Présentation de la démarche, par  « L’Autre livre » : « Depuis des années, à l'occasion du Salon du livre de Paris, nous nous retrouvions, à plusieurs éditeurs, pour échanger sur les possibilités de résister face à la création d'un monopole de l'industrie du livre avec, sa mainmise sur la diffusion-distribution et les médias. En 2003, nous avons décidé d'organiser notre propre Salon du livre. Mais dans notre esprit, il ne s'agissait surtout pas d'organiser un mini ou un contre salon mais de créer un événement permettant aux éditeurs indépendants de présenter vraiment leur production et leur particularité éditoriale... Donner à nos amis lecteurs la possibilité de découvrir "d'autres LIVRES". / Pour mener à bien ce projet, il était indispensable de se constituer en association. Son nom L'autre LIVRE a été une évidence, puisque notre but n'est pas de combattre les livres des auteurs édités par les industriels du livre mais bien de permettre qu'existent à leurs côtés "d'autres livres" mis à la disposition du plus grand nombre de lecteurs possible. »

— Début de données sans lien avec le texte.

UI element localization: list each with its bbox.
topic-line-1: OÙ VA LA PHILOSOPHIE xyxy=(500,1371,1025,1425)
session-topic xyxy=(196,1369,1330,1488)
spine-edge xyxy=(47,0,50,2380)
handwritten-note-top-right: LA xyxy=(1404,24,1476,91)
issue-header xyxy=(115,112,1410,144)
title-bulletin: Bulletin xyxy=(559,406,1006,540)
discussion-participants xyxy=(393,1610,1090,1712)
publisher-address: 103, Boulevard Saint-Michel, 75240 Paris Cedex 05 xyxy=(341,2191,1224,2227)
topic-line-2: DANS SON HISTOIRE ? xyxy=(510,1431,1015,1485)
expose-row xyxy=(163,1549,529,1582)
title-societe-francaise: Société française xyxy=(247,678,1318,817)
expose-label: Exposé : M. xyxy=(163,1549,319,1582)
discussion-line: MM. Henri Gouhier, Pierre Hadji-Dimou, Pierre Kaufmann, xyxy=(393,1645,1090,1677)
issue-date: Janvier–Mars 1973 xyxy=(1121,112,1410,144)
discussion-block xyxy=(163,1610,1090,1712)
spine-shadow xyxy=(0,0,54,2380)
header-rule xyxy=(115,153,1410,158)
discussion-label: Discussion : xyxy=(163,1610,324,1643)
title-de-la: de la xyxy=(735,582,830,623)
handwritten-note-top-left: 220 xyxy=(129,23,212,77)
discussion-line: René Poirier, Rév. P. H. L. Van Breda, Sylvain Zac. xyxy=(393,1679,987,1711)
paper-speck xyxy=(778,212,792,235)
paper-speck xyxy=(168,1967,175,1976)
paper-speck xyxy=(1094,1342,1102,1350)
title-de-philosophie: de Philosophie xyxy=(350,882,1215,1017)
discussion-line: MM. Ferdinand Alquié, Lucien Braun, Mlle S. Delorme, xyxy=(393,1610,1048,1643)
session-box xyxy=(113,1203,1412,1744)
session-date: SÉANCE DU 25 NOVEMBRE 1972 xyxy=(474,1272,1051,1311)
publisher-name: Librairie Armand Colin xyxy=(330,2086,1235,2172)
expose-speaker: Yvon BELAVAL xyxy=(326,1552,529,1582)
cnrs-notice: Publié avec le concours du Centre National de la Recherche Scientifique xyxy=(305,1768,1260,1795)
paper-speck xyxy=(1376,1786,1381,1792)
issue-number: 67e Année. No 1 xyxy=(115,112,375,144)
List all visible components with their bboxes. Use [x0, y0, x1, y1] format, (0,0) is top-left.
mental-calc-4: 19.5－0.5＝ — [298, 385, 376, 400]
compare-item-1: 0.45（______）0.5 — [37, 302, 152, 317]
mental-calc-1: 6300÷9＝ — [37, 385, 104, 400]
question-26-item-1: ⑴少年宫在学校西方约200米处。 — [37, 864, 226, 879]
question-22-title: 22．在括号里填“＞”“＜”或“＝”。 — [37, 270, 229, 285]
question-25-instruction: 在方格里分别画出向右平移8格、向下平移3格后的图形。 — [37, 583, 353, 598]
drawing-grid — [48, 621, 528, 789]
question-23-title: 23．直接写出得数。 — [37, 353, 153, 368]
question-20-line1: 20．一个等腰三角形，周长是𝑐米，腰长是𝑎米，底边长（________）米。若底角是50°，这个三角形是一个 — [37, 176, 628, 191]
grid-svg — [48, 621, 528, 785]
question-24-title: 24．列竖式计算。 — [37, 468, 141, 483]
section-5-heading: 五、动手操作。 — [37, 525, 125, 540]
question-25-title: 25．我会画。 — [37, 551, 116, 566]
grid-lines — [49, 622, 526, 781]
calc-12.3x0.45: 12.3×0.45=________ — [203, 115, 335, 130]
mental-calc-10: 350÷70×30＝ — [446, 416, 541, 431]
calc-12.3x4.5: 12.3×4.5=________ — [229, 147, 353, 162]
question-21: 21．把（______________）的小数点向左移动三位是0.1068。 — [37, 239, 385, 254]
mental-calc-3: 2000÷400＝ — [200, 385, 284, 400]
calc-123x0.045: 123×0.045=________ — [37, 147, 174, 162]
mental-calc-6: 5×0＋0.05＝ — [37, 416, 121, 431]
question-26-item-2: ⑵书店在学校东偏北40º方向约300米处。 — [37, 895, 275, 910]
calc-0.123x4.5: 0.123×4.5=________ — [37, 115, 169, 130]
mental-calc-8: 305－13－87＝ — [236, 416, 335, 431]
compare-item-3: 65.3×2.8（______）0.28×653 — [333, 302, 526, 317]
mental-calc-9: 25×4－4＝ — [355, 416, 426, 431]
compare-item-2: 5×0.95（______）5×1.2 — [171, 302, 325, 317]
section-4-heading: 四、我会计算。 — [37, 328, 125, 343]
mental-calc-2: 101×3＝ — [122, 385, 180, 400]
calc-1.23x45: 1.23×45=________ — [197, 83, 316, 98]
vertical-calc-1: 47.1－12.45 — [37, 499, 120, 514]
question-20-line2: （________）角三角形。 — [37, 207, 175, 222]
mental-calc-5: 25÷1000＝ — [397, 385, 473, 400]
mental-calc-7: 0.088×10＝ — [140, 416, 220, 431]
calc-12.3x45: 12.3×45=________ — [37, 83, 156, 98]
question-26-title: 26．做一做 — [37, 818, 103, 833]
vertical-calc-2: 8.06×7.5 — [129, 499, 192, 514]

…… Parmi toutes les éditions présentes...

....Lis et parle éditions. (Où j'ai découvert des livres rares. Ils veulent privilégier « les textes inspirés », ce qu’on peut comprendre comme l’affirmation d’une exigence : chercher dans les œuvres une dimension plus profonde, au-delà de la qualité d’écriture, essentielle aussi, évidemment. Voir l’exergue choisi (une citation de George Sand). Le site présente la démarche, les auteurs, les collections (Littérature, Jeunesse, Spiritualité), et annonce les participations à divers salons  : http://www.lisetparle.fr/

.... Autre édition, très différente, Le temps des cerises. Voir notamment les anthologies de poèmes diffusés dans le métro (Paris, Montréal...), et des recueils qui correspondent, d'une manière ou d'une autre, à un engagement dans le réel sur lequel écrire : http://www.letempsdescerises.net/

.... Editeur de poésie, et lieu qui archive des ouvrages, dont certains sont épuisés et peuvent être consultés, les Éditions Laurence Mauguin : BLOG http://lmauguin-infos.blogspot.fr et SITE http://www.editionslmauguin.fr/Accueil   Editeur… mais aussi lieu (bibliothèque et salon de thé, de lecture…) : http://www.editionslmauguin.fr/Bibliotheque

.... pré#carré éditeur http://precarrediteur.fr/pre-carre-edition  pré#carré est à part dans l'univers éditorial de la poésie. Des créations de papier pour mettre en valeur des textes, une inventivité remarquable, et une générosité constante de quelqu'un qui est réellement un militant de la diffusion de poésie i aussi). les recueils en carrés... et des créations motivées par des contraintes oulipiennes... comme les "36 choses à faire avant de mourir"...  (Hervé Bougel est aussi écrivain. J'ai particulièrement apprécié ses "Cafés noirs" (2002, Carnets du dessert de Lune), "Petites fadaises à la fenêtre" (2004, La Chambre d'échos) : des pensées brèves, cinglantes et grinçantes, émouvantes ou piquantes, les poèmes brefs d'"Osram Osram", 2009, Atelier du Hanneton).